La tradition de la dinde de Noël va-t-elle survivre à l'évolution des modes culinaires et sociales? © iStock
Dans certaines familles, les bisques de homard, coqs au vin et autres chapons farcis ne sont plus des plats souhaités sur la table du réveillon de Noël. Nouveau rapport à l’alimentation des jeunes générations oblige. Mais avoir une conscience écologiste, animaliste ou féministe mérite-t-il de remettre en question des traditions et des transmissions culinaires, si importantes dans la cohésion des générations?
Cette année, Liliane et Jean-Pierre ne savent pas ce qu’ils mangeront à Noël. C’est leur petite-fille, Elsa, une jeune trentenaire qui vient de prendre les clés d’un petit appartement à Moudon (VD), qui a décidé d’organiser le réveillon. «Son initiative nous fait très plaisir, même si on devine qu’elle ne perpétuera pas notre tradition familiale: étant végane, elle va remplacer l’habituel coq au vin par un plat de son invention.

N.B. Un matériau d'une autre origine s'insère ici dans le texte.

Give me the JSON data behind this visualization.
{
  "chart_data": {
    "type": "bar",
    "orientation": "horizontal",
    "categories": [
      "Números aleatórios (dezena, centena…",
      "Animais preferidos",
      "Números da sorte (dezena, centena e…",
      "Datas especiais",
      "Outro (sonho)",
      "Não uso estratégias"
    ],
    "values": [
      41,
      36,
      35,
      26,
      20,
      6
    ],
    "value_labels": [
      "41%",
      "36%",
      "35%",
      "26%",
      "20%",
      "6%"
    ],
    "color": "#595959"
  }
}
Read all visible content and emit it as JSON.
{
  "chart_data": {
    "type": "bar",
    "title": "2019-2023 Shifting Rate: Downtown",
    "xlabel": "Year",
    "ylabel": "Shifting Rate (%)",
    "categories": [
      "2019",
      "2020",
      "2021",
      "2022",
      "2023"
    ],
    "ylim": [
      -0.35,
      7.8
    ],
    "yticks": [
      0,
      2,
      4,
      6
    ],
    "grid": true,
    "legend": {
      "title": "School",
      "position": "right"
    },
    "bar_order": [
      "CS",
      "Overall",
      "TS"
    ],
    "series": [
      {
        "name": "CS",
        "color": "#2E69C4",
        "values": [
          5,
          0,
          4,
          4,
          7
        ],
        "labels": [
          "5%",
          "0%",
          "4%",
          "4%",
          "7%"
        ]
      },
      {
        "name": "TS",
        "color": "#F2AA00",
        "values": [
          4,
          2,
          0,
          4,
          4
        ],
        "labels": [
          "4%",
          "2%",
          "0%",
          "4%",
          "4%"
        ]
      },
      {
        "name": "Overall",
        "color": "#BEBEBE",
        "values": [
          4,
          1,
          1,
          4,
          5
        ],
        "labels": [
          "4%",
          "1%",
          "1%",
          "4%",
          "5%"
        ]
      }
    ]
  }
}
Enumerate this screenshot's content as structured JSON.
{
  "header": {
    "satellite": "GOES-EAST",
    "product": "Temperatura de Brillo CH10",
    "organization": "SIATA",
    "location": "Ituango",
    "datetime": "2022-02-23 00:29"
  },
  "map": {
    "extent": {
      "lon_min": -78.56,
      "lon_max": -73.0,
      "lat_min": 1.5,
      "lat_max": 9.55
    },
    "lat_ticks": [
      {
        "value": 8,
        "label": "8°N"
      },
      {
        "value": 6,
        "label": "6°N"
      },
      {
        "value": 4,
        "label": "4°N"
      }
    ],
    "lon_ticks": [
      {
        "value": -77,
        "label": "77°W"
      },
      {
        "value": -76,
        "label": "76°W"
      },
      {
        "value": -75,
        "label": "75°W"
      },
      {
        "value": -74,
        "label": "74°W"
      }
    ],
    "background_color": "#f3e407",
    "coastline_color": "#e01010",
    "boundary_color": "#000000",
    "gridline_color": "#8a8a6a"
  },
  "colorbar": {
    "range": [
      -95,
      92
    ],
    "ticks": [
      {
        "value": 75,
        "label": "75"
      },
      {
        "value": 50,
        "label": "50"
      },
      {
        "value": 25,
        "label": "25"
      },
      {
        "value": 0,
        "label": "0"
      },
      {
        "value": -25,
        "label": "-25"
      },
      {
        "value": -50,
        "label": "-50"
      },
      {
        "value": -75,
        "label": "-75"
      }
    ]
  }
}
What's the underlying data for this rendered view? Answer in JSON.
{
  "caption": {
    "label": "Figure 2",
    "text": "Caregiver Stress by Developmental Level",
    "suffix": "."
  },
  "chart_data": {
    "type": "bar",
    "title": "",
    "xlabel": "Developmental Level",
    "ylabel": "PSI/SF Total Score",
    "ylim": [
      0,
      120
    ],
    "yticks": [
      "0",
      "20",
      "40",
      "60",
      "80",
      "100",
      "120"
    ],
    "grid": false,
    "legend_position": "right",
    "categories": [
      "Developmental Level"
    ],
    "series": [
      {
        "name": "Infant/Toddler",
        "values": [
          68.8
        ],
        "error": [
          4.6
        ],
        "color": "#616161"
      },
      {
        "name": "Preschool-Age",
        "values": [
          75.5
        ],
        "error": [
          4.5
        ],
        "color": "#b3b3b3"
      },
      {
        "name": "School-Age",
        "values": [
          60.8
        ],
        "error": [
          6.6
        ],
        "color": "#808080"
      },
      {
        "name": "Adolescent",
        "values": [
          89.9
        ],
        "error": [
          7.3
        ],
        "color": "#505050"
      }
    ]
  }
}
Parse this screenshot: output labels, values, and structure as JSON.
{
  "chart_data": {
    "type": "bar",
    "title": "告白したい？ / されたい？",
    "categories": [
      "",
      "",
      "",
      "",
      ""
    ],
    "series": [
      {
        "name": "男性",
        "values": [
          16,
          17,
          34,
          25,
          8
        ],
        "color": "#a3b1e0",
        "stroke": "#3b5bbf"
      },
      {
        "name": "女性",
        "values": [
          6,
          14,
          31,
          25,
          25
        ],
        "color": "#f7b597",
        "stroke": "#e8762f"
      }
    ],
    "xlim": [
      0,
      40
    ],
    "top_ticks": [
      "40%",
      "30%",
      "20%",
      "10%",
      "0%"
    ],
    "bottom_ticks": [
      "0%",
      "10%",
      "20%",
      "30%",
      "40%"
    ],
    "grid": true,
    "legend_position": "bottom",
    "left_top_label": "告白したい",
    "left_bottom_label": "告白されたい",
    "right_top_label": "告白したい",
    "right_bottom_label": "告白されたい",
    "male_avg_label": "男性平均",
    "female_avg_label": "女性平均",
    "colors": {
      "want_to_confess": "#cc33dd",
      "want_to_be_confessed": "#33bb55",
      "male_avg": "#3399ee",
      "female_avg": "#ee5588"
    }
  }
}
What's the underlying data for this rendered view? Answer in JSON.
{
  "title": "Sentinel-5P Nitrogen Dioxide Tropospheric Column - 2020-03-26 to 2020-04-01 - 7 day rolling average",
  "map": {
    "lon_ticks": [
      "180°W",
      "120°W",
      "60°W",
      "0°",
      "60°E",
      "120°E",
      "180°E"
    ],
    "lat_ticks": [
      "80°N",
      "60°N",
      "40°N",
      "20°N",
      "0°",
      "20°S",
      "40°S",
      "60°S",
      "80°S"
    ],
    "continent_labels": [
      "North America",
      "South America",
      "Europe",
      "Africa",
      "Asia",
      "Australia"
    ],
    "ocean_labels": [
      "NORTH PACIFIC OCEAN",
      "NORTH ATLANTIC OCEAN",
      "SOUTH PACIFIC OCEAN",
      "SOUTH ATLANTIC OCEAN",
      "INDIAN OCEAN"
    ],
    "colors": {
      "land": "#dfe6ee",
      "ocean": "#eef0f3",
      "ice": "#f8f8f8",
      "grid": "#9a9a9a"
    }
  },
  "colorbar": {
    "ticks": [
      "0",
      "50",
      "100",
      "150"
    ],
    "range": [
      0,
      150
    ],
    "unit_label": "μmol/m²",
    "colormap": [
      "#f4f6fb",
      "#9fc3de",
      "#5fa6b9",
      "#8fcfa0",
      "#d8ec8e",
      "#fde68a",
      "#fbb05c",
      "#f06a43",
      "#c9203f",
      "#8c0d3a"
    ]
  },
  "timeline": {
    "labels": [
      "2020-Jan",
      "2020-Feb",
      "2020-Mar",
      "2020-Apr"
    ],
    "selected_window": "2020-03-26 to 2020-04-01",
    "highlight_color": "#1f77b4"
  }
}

C’est-à-dire sans aucun produit d’origine animale: ni viande, ni lait, ni œuf, ni miel. Est-ce que cela ressemblera encore à un repas de Fête?» s’interrogent les deux octogénaires, qui se promettent de gober quelques huîtres avant d’aller chez elle, histoire de rester fidèles à leurs saveurs de Fête. Car ils ne se voient pas débarquer avec leur bourriche sous le bras et prendre le risque de froisser la sensibilité d’Elsa. «L’an dernier, la seule vision du foie gras sur la table l’avait agressée. Pendant qu’on mangeait nos toasts, et elle, la mousse d’avocat qu’on lui avait préparée avec amour, elle nous a sermonné sur notre égoïsme. Comment pouvait-on faire passer notre attachement à la tradition avant le bien-être animal? Ça avait un peu refroidi l’ambiance. Alors, cette année, prudence. On s’adapte. Et on privilégie les bonnes relations familiales.»
Même renoncement de la part de Michèle, invitée chez sa fille et son compagnon avec toute sa famille, qui, eux, ont choisi d’organiser un réveillon frugal. «Ils ont envie de faire simple: pas de mets gourmets hors de prix qui feraient exploser leur budget, pas de préparations compliquées qui les obligeraient à passer trop de temps en cuisine et pas de repas à rallonge qui bloquerait la famille autour de la table pendant des heures. L’important, ont-ils justifié, est qu’on se retrouve ensemble. J’ai proposé qu’on se répartisse les plats, et donc les frais et le travail: j’étais volontaire pour apporter des verrines salées et sucrées pour l’entrée et le dessert et qui sont faciles à manger autour d’une table basse, puisqu’ils veulent rester dans le salon. Mais ils m’ont rétorqué qu’il fallait apprendre à vivre plus sobrement. Donc, ça va être la surprise», rigole-t-elle, un peu jaune quand même. Elle comprend bien le message sous-jacent qu’on lui envoie: «Ma conception du réveillon de Noël avec une belle table parée de l’argenterie héritée de ma grand-mère, ma vaisselle en faïence, mes verres en cristal et mes recettes sophistiquées n’est plus d’actualité pour mes enfants.» Une remise en question que Michèle entend comme une contestation de tous les réveillons qu’elle a organisés auparavant. Ce qui la peine.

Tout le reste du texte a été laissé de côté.